Creating a Data-Centric Security Infrastructure
In a multi-platform environment, sensitive information may no longer be completely under our control. It could be on any device, shared in unauthorized locations, or accessed by the right people in the wrong way. This raises the need to manage every facet of what is being accessed, by whom, when, where, and how.
There are 7 major components to make this happen.
1. Data Discovery. You cannot protect what you cannot find. A comprehensive data discovery system makes it possible to find data, no matter its location – cloud, mobile, local network, etc. Once you know what your data is, you can get a handle on protecting it.
2. Visibility – Data Flow. Get a complete picture of the path data travels over time. For example, a patient record originates with the primary care doctor, travels through the insurance company, and later ends up within the network of the specialist.
3. Classification. Decide what data to protect and how – automatically or manually – based on specific rules. An efficient classification system recognizes data context – such as credit card numbers, PII, PHI, and automatically protects it.

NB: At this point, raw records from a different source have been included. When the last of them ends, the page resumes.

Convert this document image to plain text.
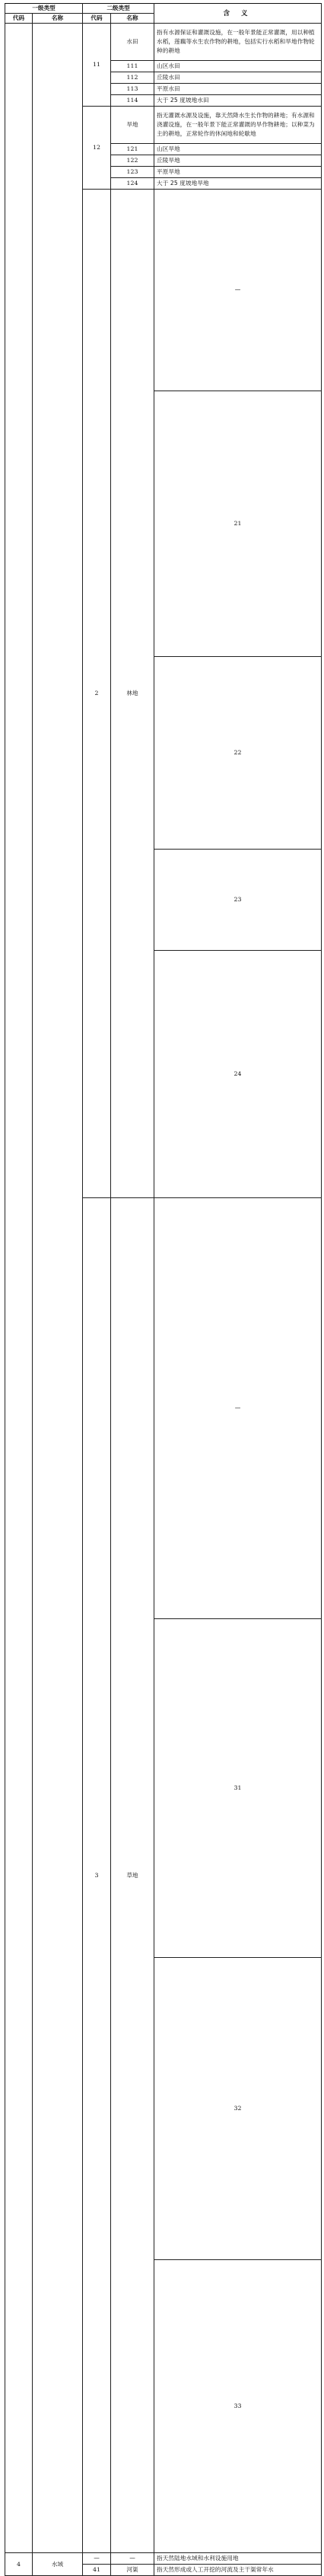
一级类型		二级类型		含 义	
代码	名称	代码	名称		
		11	水田	指有水源保证和灌溉设施，在一般年景能正常灌溉，用以种植水稻，莲藕等水生农作物的耕地，包括实行水稻和旱地作物轮种的耕地	
			111	山区水田	
			112	丘陵水田	
			113	平原水田	
			114	大于 25 度坡地水田	
		12	旱地	指无灌溉水源及设施，靠天然降水生长作物的耕地；有水源和浇灌设施，在一般年景下能正常灌溉的旱作物耕地；以种菜为主的耕地，正常轮作的休闲地和轮歇地	
			121	山区旱地	
			122	丘陵旱地	
			123	平原旱地	
			124	大于 25 度坡地旱地	
		2	林地	—		
				21		
				22		
				23		
				24		
		3	草地	—		
				31		
				32		
				33		
4	水域	—	—	指天然陆地水域和水利设施用地	
		41	河渠	指天然形成或人工开挖的河流及主干渠常年水	
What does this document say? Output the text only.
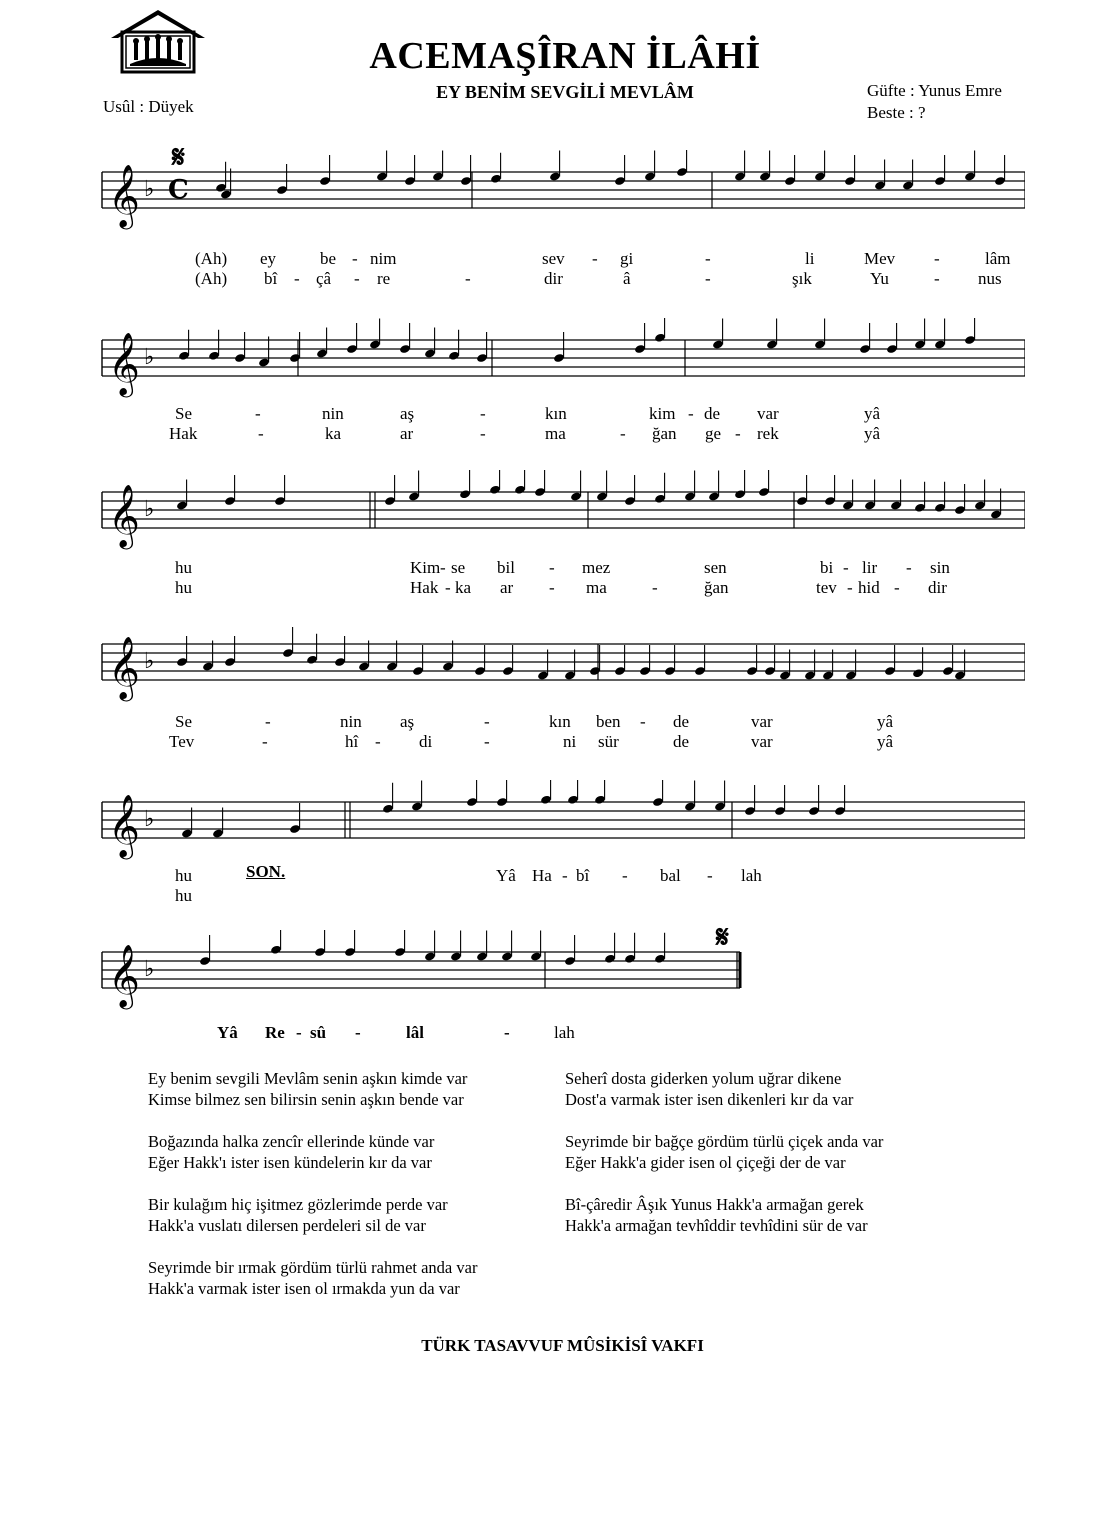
ACEMAŞÎRAN İLÂHİ
EY BENİM SEVGİLİ MEVLÂM
Usûl : Düyek
Güfte : Yunus Emre
Beste : ?
𝄋
𝄋
𝄞 ♭ C
𝄞 ♭
𝄞 ♭
𝄞 ♭
𝄞 ♭
𝄞 ♭
(Ah) ey	be - nim	sev - gi	-	li	Mev -	lâm
(Ah) bî - çâ - re	-	dir	â	-	şık	Yu	- nus
Se	-	nin	aş	-	kın	kim - de var	yâ
Hak	-	ka	ar	-	ma	- ğan ge - rek	yâ
hu	Kim - se bil - mez	sen	bi - lir - sin
hu	Hak - ka ar - ma	-	ğan	tev - hid - dir
Se	-	nin aş	-	kın ben - de	var	yâ
Tev	-	hî - di	-	ni sür	de	var	yâ
hu	SON.	Yâ Ha - bî - bal - lah
hu
Yâ Re - sû -	lâl	-	lah
Ey benim sevgili Mevlâm senin aşkın kimde var
Kimse bilmez sen bilirsin senin aşkın bende var
Boğazında halka zencîr ellerinde künde var
Eğer Hakk'ı ister isen kündelerin kır da var
Bir kulağım hiç işitmez gözlerimde perde var
Hakk'a vuslatı dilersen perdeleri sil de var
Seyrimde bir ırmak gördüm türlü rahmet anda var
Hakk'a varmak ister isen ol ırmakda yun da var
Seherî dosta giderken yolum uğrar dikene
Dost'a varmak ister isen dikenleri kır da var
Seyrimde bir bağçe gördüm türlü çiçek anda var
Eğer Hakk'a gider isen ol çiçeği der de var
Bî-çâredir Âşık Yunus Hakk'a armağan gerek
Hakk'a armağan tevhîddir tevhîdini sür de var
TÜRK TASAVVUF MÛSİKİSÎ VAKFI
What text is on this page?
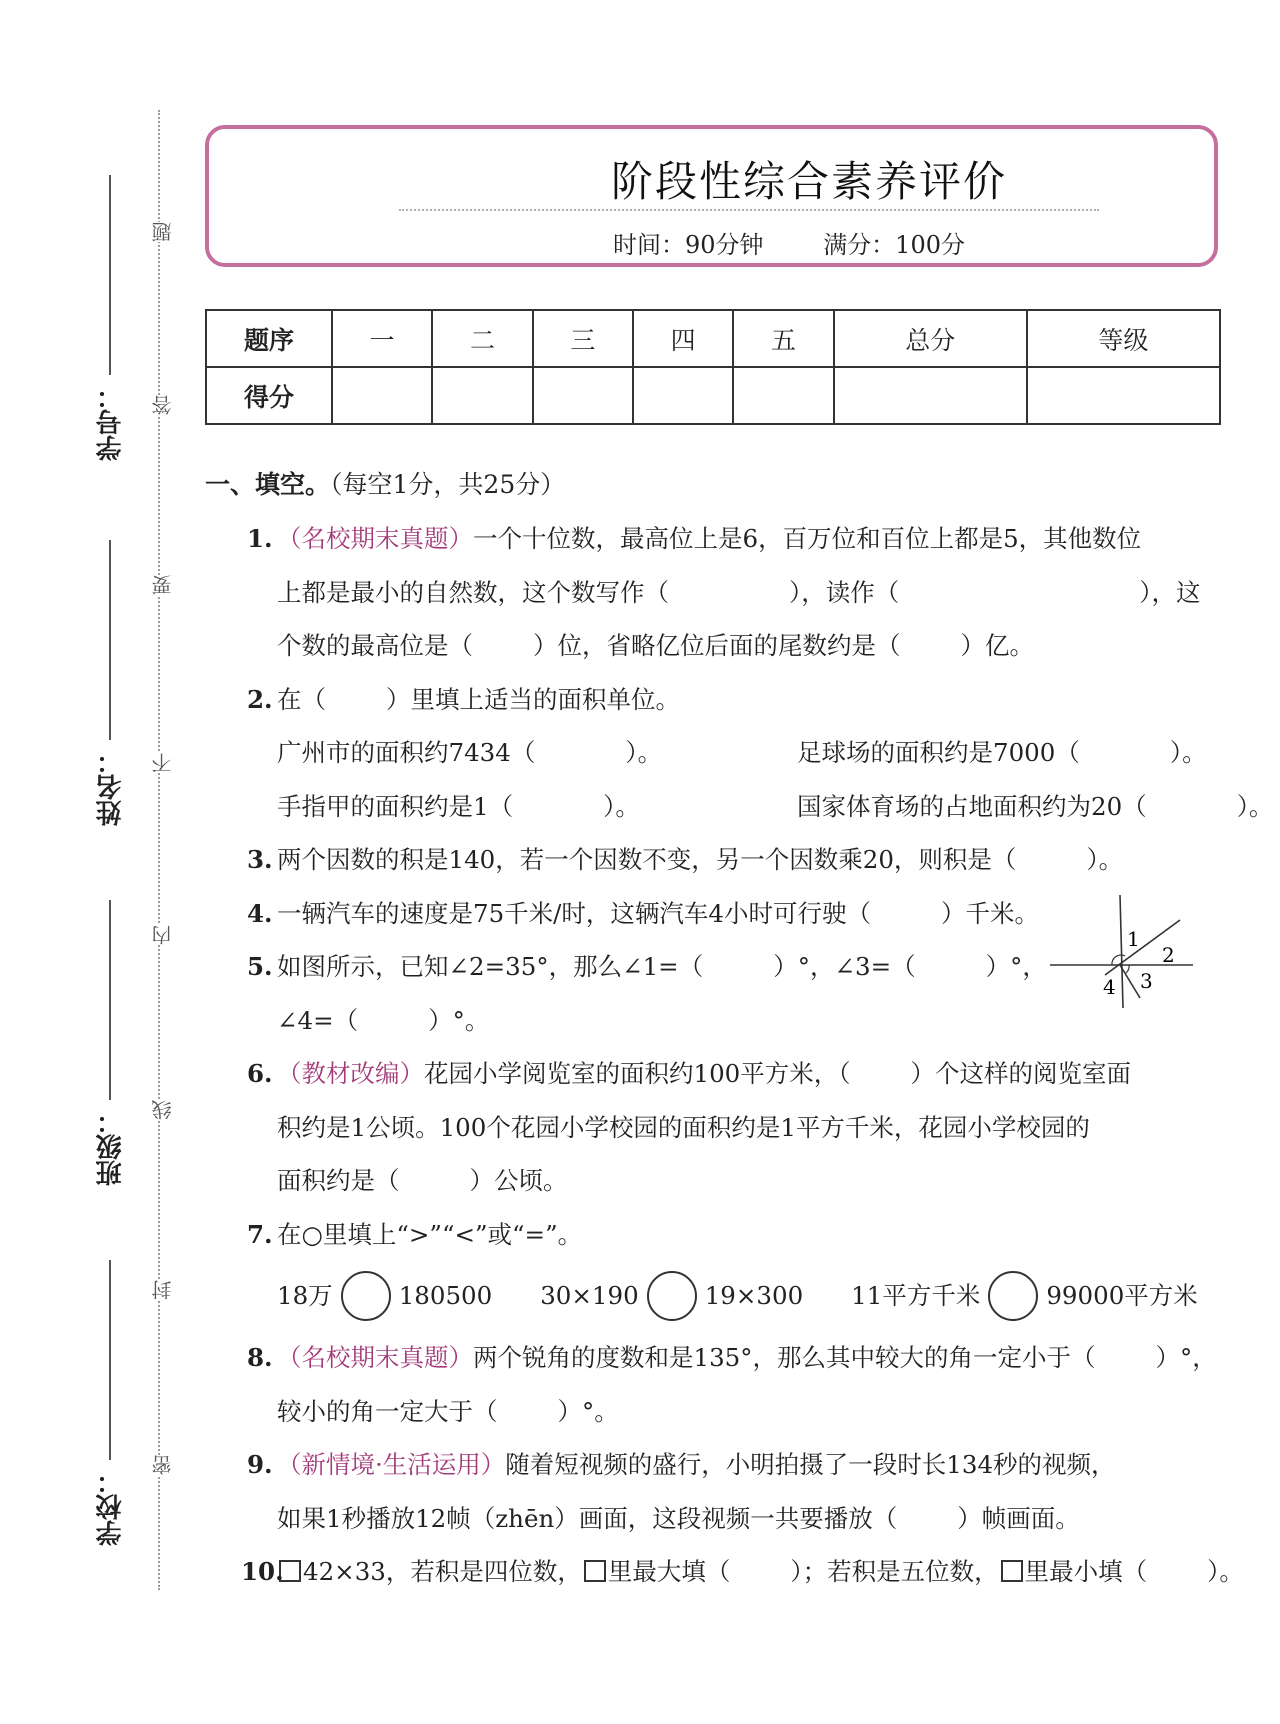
学号：
姓名：
班级：
学校：
题
答
要
不
内
线
封
密
阶段性综合素养评价
时间：90分钟 满分：100分
题序	一	二	三	四	五	总分	等级
得分							
一、填空。（每空1分，共25分）
1. （名校期末真题）一个十位数，最高位上是6，百万位和百位上都是5，其他数位
上都是最小的自然数，这个数写作（	），读作（	），这
个数的最高位是（ ）位，省略亿位后面的尾数约是（ ）亿。
2. 在（ ）里填上适当的面积单位。
广州市的面积约7434（	）。	足球场的面积约是7000（	）。
手指甲的面积约是1（	）。	国家体育场的占地面积约为20（	）。
3. 两个因数的积是140，若一个因数不变，另一个因数乘20，则积是（	）。
4. 一辆汽车的速度是75千米/时，这辆汽车4小时可行驶（	）千米。
5. 如图所示，已知∠2=35°，那么∠1=（	）°，∠3=（	）°，
∠4=（	）°。
6. （教材改编）花园小学阅览室的面积约100平方米，（ ）个这样的阅览室面
积约是1公顷。100个花园小学校园的面积约是1平方千米，花园小学校园的
面积约是（	）公顷。
7. 在○里填上“>”“<”或“=”。
18万	180500 30×190	19×300 11平方千米	99000平方米
8. （名校期末真题）两个锐角的度数和是135°，那么其中较大的角一定小于（ ）°，
较小的角一定大于（ ）°。
9. （新情境·生活运用）随着短视频的盛行，小明拍摄了一段时长134秒的视频，
如果1秒播放12帧（zhēn）画面，这段视频一共要播放（ ）帧画面。
10. 42×33，若积是四位数， 里最大填（ ）；若积是五位数， 里最小填（ ）。
1
2
3
4
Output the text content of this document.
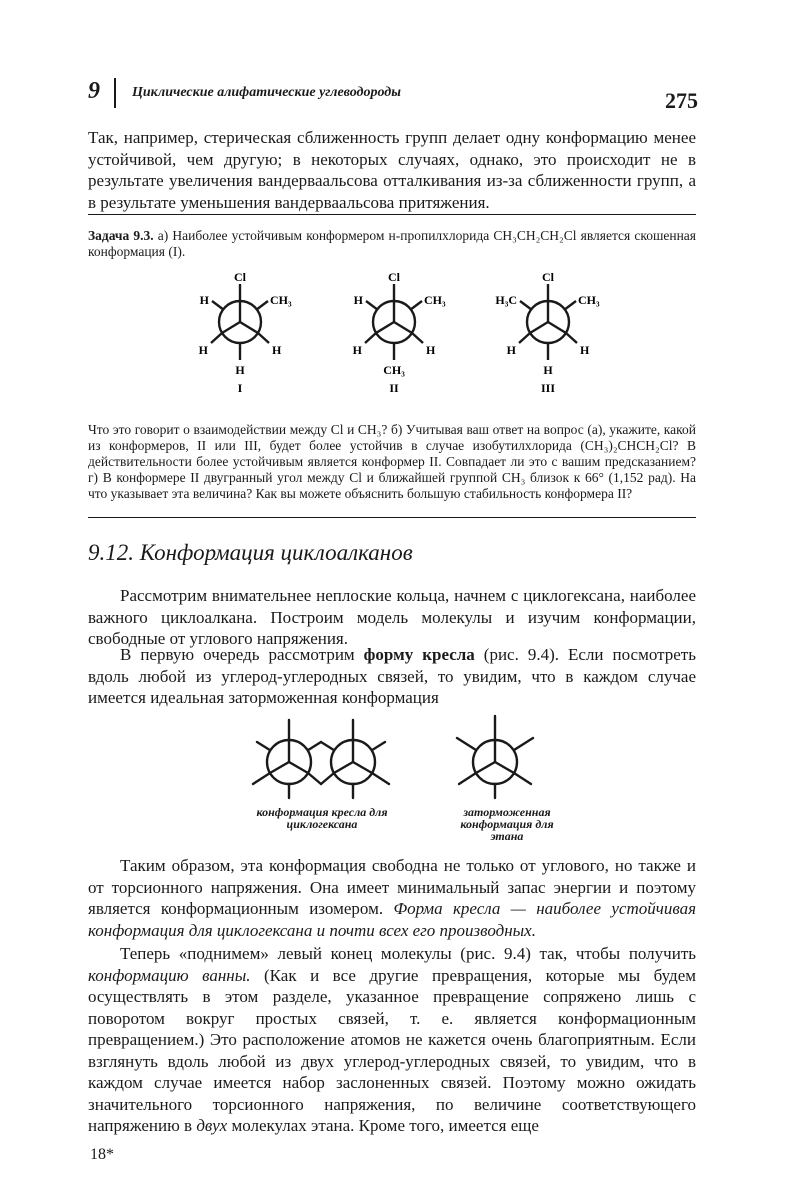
9 Циклические алифатические углеводороды	275

Так, например, стерическая сближенность групп делает одну конформацию менее устойчивой, чем другую; в некоторых случаях, однако, это происходит не в результате увеличения вандерваальсова отталкивания из-за сближенности групп, а в результате уменьшения вандерваальсова притяжения.

Задача 9.3. а) Наиболее устойчивым конформером н-пропилхлорида CH₃CH₂CH₂Cl является скошенная конформация (I).

Cl
H	CH₃
H	H
H
I
Cl
H	CH₃
H	H
CH₃
II
Cl
H₃C	CH₃
H	H
H
III

Что это говорит о взаимодействии между Cl и CH₃? б) Учитывая ваш ответ на вопрос (а), укажите, какой из конформеров, II или III, будет более устойчив в случае изобутилхлорида (CH₃)₂CHCH₂Cl? В действительности более устойчивым является конформер II. Совпадает ли это с вашим предсказанием? г) В конформере II двугранный угол между Cl и ближайшей группой CH₃ близок к 66° (1,152 рад). На что указывает эта величина? Как вы можете объяснить большую стабильность конформера II?

9.12. Конформация циклоалканов

Рассмотрим внимательнее неплоские кольца, начнем с циклогексана, наиболее важного циклоалкана. Построим модель молекулы и изучим конформации, свободные от углового напряжения.

В первую очередь рассмотрим форму кресла (рис. 9.4). Если посмотреть вдоль любой из углерод-углеродных связей, то увидим, что в каждом случае имеется идеальная заторможенная конформация

конформация кресла для циклогексана
заторможенная конформация для этана

Таким образом, эта конформация свободна не только от углового, но также и от торсионного напряжения. Она имеет минимальный запас энергии и поэтому является конформационным изомером. Форма кресла — наиболее устойчивая конформация для циклогексана и почти всех его производных.

Теперь «поднимем» левый конец молекулы (рис. 9.4) так, чтобы получить конформацию ванны. (Как и все другие превращения, которые мы будем осуществлять в этом разделе, указанное превращение сопряжено лишь с поворотом вокруг простых связей, т. е. является конформационным превращением.) Это расположение атомов не кажется очень благоприятным. Если взглянуть вдоль любой из двух углерод-углеродных связей, то увидим, что в каждом случае имеется набор заслоненных связей. Поэтому можно ожидать значительного торсионного напряжения, по величине соответствующего напряжению в двух молекулах этана. Кроме того, имеется еще

18*
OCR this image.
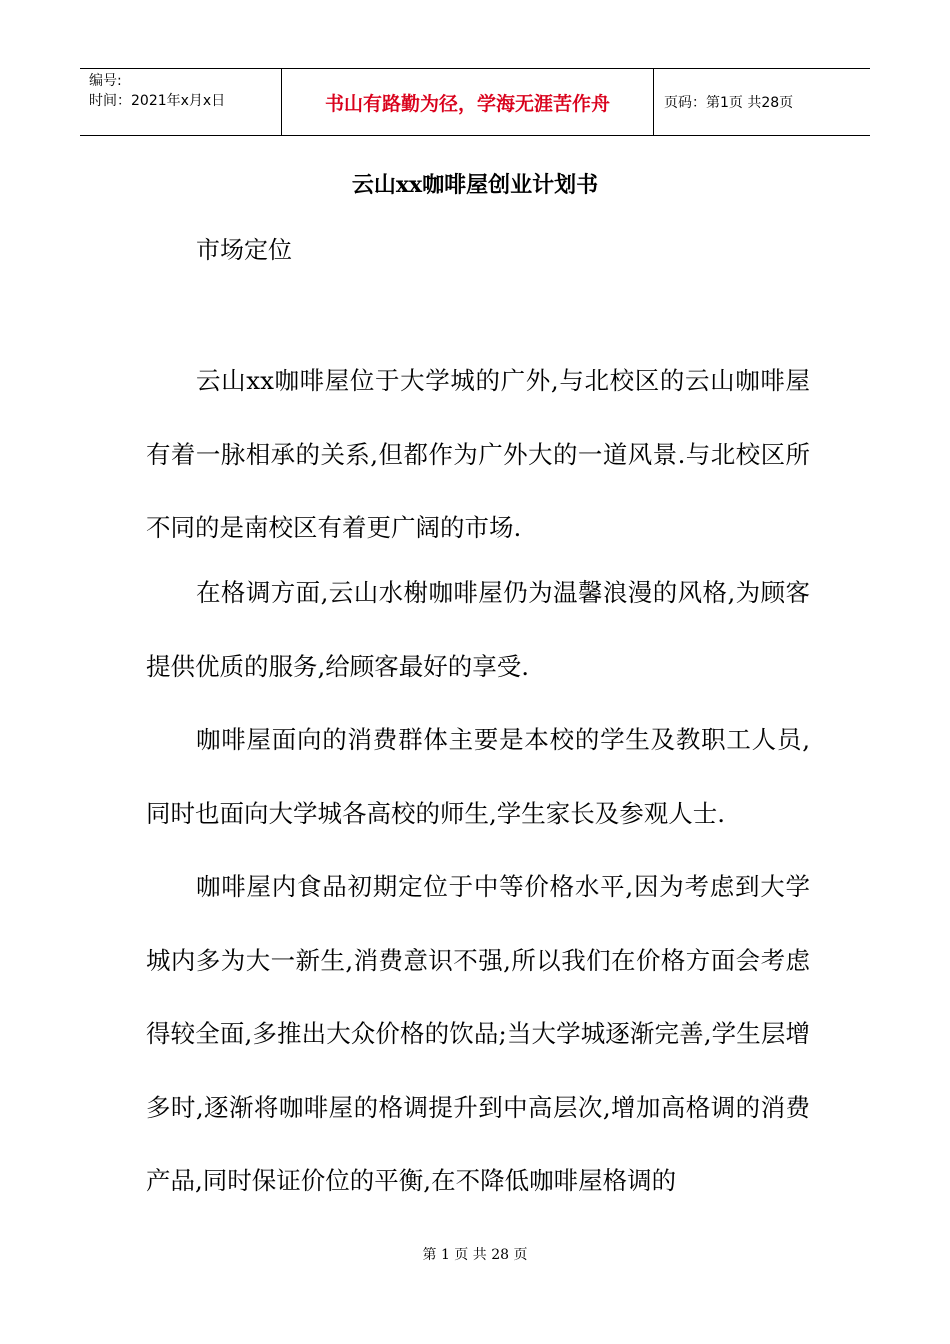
编号:
时间：2021年x月x日	书山有路勤为径，学海无涯苦作舟	页码：第1页 共28页
云山xx咖啡屋创业计划书
市场定位

云山xx咖啡屋位于大学城的广外,与北校区的云山咖啡屋有着一脉相承的关系,但都作为广外大的一道风景.与北校区所不同的是南校区有着更广阔的市场.

在格调方面,云山水榭咖啡屋仍为温馨浪漫的风格,为顾客提供优质的服务,给顾客最好的享受.

咖啡屋面向的消费群体主要是本校的学生及教职工人员,同时也面向大学城各高校的师生,学生家长及参观人士.

咖啡屋内食品初期定位于中等价格水平,因为考虑到大学城内多为大一新生,消费意识不强,所以我们在价格方面会考虑得较全面,多推出大众价格的饮品;当大学城逐渐完善,学生层增多时,逐渐将咖啡屋的格调提升到中高层次,增加高格调的消费产品,同时保证价位的平衡,在不降低咖啡屋格调的

第 1 页 共 28 页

4. Identity Management. Identity and access management is all about defining trust. Data access can be granted according to multiple facets: on a person, an application, a service, a place, and device awareness. Trust may need to be established rapidly and be temporary. Accurate and up-to-date directory information, Multi-Factor Authentication (MFA) and tracking of changing roles in an organization all become paramount. This is especially the case for people or services with elevated privileges to guard against mistakes, identity theft, insider threats or other malicious behavior.